Una grande novità contenuta nella manovra del governo penta-leghista e che investe direttamente la realtà comunale è quella dell’affidamento diretto (quindi senza neanche una gara informale) di lavori, forniture e servizi. Dal 1° gennaio è infatti operativo il comma 912 dell’articolo 1 che consente alle amministrazioni pubbliche, comuni compresi, di agire in deroga al codice degli appalti e di assegnare con affidamento diretto lavori con importo fino a 150 mila euro. La soglia precedente era fissata invece a 40 mila, superata la quale era necessario bandire la gara d’appalto.
L’unico obbligo per le stazioni appaltanti sarà quello di consultazione con almeno tre operatori economici, senza vincoli di pubblicità e di rispetto di criteri predefiniti. Secondo una stima del Sole 24 Ore, saranno cancellate circa 15 mila gare d’appalto (10mila nel settore dei lavori e altre 4-5mila nel settore dei servizi di progettazione e ingegneria), passando all’affidamento diretto, in quello che è definito un «duro colpo alla trasparenza». Per gli importi compresi fra 150 mila e 300 mila euro sarà consentita la procedura negoziata con consultazione di 10 operatori.
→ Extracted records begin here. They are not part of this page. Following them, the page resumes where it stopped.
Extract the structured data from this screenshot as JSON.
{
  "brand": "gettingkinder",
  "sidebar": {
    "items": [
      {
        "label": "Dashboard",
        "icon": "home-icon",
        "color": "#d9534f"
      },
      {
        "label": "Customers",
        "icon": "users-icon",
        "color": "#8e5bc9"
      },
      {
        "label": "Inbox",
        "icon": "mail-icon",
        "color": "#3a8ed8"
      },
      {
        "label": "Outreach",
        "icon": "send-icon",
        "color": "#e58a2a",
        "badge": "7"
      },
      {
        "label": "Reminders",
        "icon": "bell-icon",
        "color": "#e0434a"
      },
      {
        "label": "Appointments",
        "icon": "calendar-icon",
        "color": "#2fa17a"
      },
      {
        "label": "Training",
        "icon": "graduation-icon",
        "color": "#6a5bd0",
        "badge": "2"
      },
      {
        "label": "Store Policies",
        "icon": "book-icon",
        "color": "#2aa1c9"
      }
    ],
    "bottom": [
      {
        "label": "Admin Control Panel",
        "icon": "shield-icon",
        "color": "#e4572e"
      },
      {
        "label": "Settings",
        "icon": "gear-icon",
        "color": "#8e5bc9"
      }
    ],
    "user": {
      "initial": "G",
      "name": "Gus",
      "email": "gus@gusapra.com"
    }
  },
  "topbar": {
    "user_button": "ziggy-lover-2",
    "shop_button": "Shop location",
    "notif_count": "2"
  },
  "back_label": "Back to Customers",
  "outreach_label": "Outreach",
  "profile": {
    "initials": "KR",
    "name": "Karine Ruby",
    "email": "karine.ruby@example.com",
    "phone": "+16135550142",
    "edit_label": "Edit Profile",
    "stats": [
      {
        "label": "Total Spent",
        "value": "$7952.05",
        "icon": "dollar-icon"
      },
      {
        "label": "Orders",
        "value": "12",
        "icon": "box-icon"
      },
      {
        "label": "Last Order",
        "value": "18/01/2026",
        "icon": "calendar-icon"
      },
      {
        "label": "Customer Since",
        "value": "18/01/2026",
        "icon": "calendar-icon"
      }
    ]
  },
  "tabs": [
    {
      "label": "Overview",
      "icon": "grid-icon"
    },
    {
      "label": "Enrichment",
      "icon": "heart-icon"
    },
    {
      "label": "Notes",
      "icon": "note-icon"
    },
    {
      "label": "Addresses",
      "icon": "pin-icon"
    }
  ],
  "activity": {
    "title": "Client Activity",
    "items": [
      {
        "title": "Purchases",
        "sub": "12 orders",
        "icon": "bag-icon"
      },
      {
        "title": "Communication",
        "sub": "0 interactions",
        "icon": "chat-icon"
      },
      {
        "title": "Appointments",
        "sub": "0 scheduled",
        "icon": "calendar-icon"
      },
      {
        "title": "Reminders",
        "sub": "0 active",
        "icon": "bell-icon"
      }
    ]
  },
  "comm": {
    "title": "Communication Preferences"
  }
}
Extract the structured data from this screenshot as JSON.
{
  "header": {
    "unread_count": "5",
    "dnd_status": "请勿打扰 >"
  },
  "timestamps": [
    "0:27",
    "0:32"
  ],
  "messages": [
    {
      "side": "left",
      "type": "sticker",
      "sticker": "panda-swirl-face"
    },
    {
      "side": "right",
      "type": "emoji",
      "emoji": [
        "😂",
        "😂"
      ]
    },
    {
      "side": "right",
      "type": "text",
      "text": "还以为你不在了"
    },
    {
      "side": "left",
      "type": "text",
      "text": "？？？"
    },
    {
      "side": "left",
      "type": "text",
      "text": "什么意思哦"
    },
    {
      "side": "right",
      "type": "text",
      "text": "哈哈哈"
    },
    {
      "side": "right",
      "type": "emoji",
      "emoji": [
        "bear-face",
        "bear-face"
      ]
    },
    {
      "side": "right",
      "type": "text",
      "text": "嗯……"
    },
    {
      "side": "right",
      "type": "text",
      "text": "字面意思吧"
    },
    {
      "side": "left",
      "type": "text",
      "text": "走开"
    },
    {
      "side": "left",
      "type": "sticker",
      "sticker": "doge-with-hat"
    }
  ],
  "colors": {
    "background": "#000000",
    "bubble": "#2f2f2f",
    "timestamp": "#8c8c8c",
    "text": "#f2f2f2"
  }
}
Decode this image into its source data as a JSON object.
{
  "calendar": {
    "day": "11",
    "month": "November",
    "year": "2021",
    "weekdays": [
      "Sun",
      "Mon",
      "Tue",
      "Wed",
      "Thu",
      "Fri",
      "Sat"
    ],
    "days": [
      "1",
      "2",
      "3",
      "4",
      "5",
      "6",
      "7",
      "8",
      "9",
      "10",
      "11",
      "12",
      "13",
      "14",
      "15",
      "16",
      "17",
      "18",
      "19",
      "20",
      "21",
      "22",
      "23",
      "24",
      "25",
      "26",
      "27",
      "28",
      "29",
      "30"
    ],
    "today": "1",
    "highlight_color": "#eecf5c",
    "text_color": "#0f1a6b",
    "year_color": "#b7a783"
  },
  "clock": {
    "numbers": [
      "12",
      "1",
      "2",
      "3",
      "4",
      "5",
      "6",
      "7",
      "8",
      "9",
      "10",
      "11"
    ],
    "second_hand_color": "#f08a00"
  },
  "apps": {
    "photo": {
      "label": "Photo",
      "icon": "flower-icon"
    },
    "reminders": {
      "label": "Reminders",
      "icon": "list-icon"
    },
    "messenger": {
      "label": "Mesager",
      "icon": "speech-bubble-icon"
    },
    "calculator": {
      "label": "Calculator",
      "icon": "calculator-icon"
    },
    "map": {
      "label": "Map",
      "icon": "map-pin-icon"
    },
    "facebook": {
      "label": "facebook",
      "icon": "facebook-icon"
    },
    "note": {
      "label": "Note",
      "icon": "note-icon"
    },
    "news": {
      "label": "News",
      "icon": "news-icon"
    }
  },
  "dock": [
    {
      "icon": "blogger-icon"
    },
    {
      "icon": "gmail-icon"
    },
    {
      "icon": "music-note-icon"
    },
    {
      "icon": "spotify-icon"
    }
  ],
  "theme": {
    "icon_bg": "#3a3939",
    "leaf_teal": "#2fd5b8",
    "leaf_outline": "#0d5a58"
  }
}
In un’intervista di dicembre rilasciata al Fatto Quotidiano, il sostituto procuratore di Torino, Alfredo Robledo, aveva giudicato così l’aumento della soglia per gli affidamenti diretti: «Capisco il tentativo di rendere più veloce l’affidamento dei lavori pubblici. Ma la strada è sbagliata: bisogna rendere meno burocratiche e più veloci le gare, non annullare le gare e i controlli, consentendo ad alcune amministrazioni di non scegliere per le opere pubbliche i soggetti più meritevoli. Innalzando la soglia degli affidamenti diretti si rischia di innalzare la soglia della modica quantità di corruzione tollerata. Sappiamo poi che la soglia sarà resa più elevata spezzettando un appalto in più incarichi sotto i 150 mila euro».